Simpson Thacher & Bartlett and Clifford Chance took the lead roles on a $1.2 billion sovereign bond issuance from the Republic of Guatemala aimed in part at helping the Central American country fight COVID-19.

Simpson Thacher advised Guatemala on the dual-tranche offering as governments across the globe scramble for relief from the health and economic impacts of the new coronavirus, while Clifford Chance represented BofA Securities as global coordinator, sole bookrunner and structuring agent for the deal.

Hugo Triaca, a New York-based partner at Clifford Chance who led the firm's work on the Guatemala offering, called the issuance "groundbreaking in so many ways."
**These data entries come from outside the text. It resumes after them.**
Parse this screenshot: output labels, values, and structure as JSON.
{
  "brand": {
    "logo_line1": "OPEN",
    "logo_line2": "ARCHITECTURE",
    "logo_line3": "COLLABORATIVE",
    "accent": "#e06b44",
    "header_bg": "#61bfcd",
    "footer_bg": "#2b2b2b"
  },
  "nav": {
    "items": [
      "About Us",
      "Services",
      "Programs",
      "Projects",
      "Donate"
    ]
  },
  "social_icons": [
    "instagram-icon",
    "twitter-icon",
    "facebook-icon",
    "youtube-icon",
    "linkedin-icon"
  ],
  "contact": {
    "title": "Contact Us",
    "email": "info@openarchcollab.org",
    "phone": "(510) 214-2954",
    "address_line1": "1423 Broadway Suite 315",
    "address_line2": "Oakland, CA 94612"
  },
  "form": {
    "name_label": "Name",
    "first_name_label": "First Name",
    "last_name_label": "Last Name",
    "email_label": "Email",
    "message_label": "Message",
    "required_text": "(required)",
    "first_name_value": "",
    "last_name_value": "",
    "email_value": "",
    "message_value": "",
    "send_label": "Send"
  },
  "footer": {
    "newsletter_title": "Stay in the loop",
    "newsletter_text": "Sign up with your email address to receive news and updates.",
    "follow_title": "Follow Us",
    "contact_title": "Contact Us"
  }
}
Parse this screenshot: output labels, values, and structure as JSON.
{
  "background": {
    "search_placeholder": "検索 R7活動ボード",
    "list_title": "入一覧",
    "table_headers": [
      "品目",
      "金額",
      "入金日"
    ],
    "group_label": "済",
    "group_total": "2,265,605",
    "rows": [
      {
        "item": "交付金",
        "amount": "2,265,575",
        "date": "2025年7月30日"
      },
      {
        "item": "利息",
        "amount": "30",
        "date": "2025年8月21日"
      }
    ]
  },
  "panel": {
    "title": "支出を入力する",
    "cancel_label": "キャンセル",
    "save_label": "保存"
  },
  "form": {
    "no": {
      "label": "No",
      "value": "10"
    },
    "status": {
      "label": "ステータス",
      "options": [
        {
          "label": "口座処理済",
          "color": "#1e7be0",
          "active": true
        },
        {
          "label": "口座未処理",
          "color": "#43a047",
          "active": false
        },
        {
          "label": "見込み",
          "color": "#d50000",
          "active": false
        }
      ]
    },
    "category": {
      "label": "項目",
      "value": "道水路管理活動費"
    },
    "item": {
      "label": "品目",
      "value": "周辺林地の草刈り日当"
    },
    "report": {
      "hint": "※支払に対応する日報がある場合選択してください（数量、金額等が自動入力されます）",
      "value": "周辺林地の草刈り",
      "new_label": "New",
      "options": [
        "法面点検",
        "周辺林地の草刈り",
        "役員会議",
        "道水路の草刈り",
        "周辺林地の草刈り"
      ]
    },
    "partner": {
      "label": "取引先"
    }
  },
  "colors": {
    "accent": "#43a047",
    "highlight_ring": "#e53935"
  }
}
The issuance included a $500 million "social bond" due 2032 that earmarked funds for the country's efforts to prevent, contain and mitigate virus infections as well as the social and economic impact of COVID-19. Those investments include improvements to healthcare infrastructure and measures to address food security —such as cash payments to vulnerable residents that must be spent on food or to community kitchens that provide free meals— in a country where three out of five people live in poverty. The World Bank defines poverty as families receiving less than $3.10 per day.

Guatemala is the first Latin American country to include COVID-19 response efforts among eligible projects in the use of proceeds for a sovereign social bond issuance. The country argued that proceeds from the social bond tranche will help address the United Nations Sustainable Development Goals for Zero Hunger, Good Health & Well-Being, and Quality Education.